Interview: Perth Local, Bernadette Jiwa — July 9, 2012

Interview: Perth Local, Bernadette Jiwa

Perth curator Justin Strharsky learns a bit about how to tell a brand story from Perth expert Bernadette Jiwa.

Name: Bernadette Jiwa

Website: http://thestoryoftelling.com/

Twitter: @bernadettejiwa

Works at: The Story of Telling

You help entrepreneurs and newer businesses craft what you call a ‘brand story’ – what’s that?

A brand story is the sum of all the parts that make up your brand, from your product, name and copy, design and marketing, to your mission and how your customers experience your brand.
I’ve written a post that details the various elements.

I imagine that many entrepreneurs are overwhelmed by the demands of a new business.
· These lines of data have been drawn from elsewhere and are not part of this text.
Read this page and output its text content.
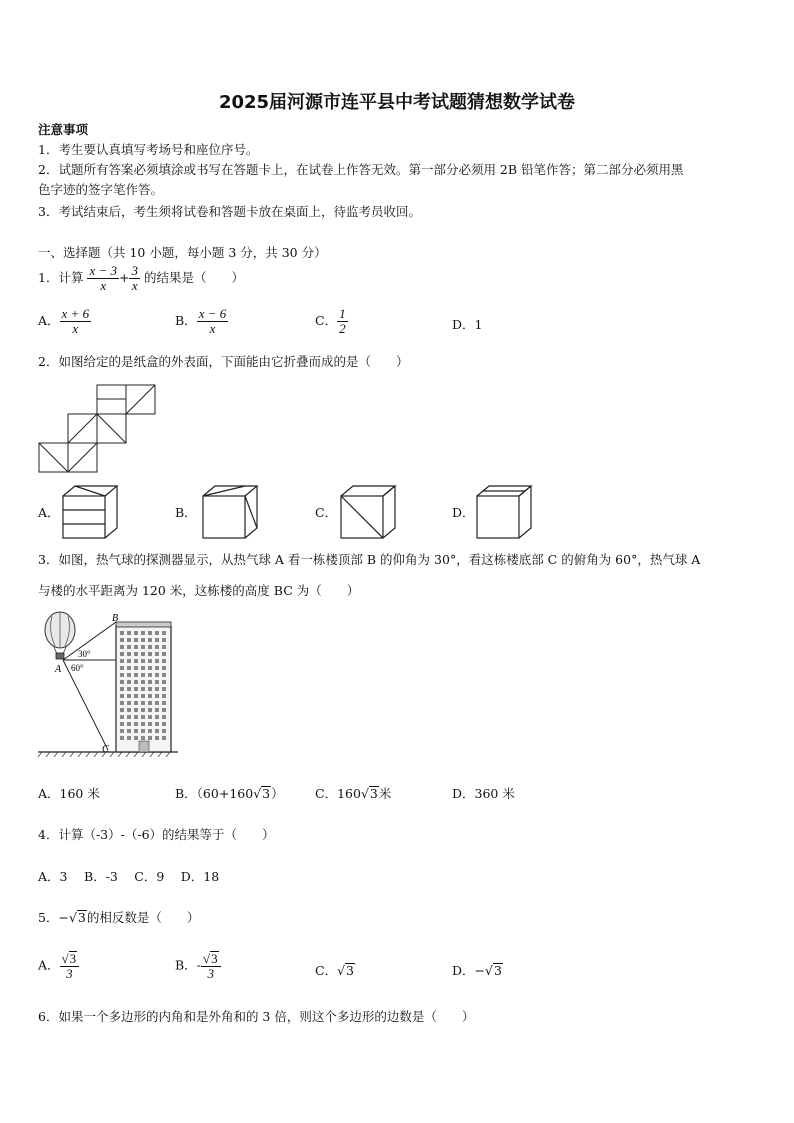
2025届河源市连平县中考试题猜想数学试卷
注意事项
1．考生要认真填写考场号和座位序号。
2．试题所有答案必须填涂或书写在答题卡上，在试卷上作答无效。第一部分必须用 2B 铅笔作答；第二部分必须用黑
色字迹的签字笔作答。
3．考试结束后，考生须将试卷和答题卡放在桌面上，待监考员收回。
一、选择题（共 10 小题，每小题 3 分，共 30 分）
1．计算 $\frac{x - 3}{x} + \frac{3}{x}$ 的结果是（　　）
A． $\frac{x + 6}{x}$	B． $\frac{x - 6}{x}$	C． $\frac{1}{2}$	D．1
2．如图给定的是纸盒的外表面，下面能由它折叠而成的是（　　）
A．	B．	C．	D．
3．如图，热气球的探测器显示，从热气球 A 看一栋楼顶部 B 的仰角为 30°，看这栋楼底部 C 的俯角为 60°，热气球 A
与楼的水平距离为 120 米，这栋楼的高度 BC 为（　　）
B
A
C
30°
60°
A．160 米	B．（60+160√3）	C．160√3米	D．360 米
4．计算（-3）-（-6）的结果等于（　　）
A．3　 B．-3　 C．9　 D．18
5．−√3的相反数是（　　）
A． $\frac{√3}{3}$	B．- $\frac{√3}{3}$	C．√3	D．−√3
6．如果一个多边形的内角和是外角和的 3 倍，则这个多边形的边数是（　　）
How do you explain why telling the story of their brand should win their limited resources?

It’s as simple as understanding that it doesn’t matter how good your idea is if nobody knows.

You primarily work with entrepreneurs and newer businesses – why is that?

Actually I work with startups and entrepreneurs who are further along the track with developing their business. The best time to work out what differentiates you is right at the start, that way you can take your product to market with confidence. Sometimes people come to me when what they’ve been doing hasn’t work and then we track back to work out why.

Should the stories of newer businesses be different than those of established companies? Why?

Newer businesses are often at an advantage because they get to tell te story they want to tell. More established businesses have shareholders to please.

What’s the most common mistake entrepreneurs make in telling their stories?

Not understanding what really makes them stand out from the competition. Overlooking something in the detail, because they are too close to what they are doing to see the big picture.

What makes you uniquely suited to helping others tell their stories?

There is no formula for this kind of work. I guess you could say it’s a gift. Part science and part art. I got to be good at it by doing the work, building bridges to where I wanted to be as an entrepreneur, failing, learning from failure, then getting up and doing it all again only better next time.

You’ve seen (and helped) lots of young businesses. Are there any characteristics that make some stand out compared to the others?

The ones that stand out are the businesses who do what the big guys can’t do, or didn’t think was possible. The entrepreneurs who go narrow and deep.

Have you encountered any brand stories that are best left untold?

Actually most of what I encounter are stories that should be told that aren’t. The kinds of stories that illustrate why brands are least like their competitors. The ones they often overlook.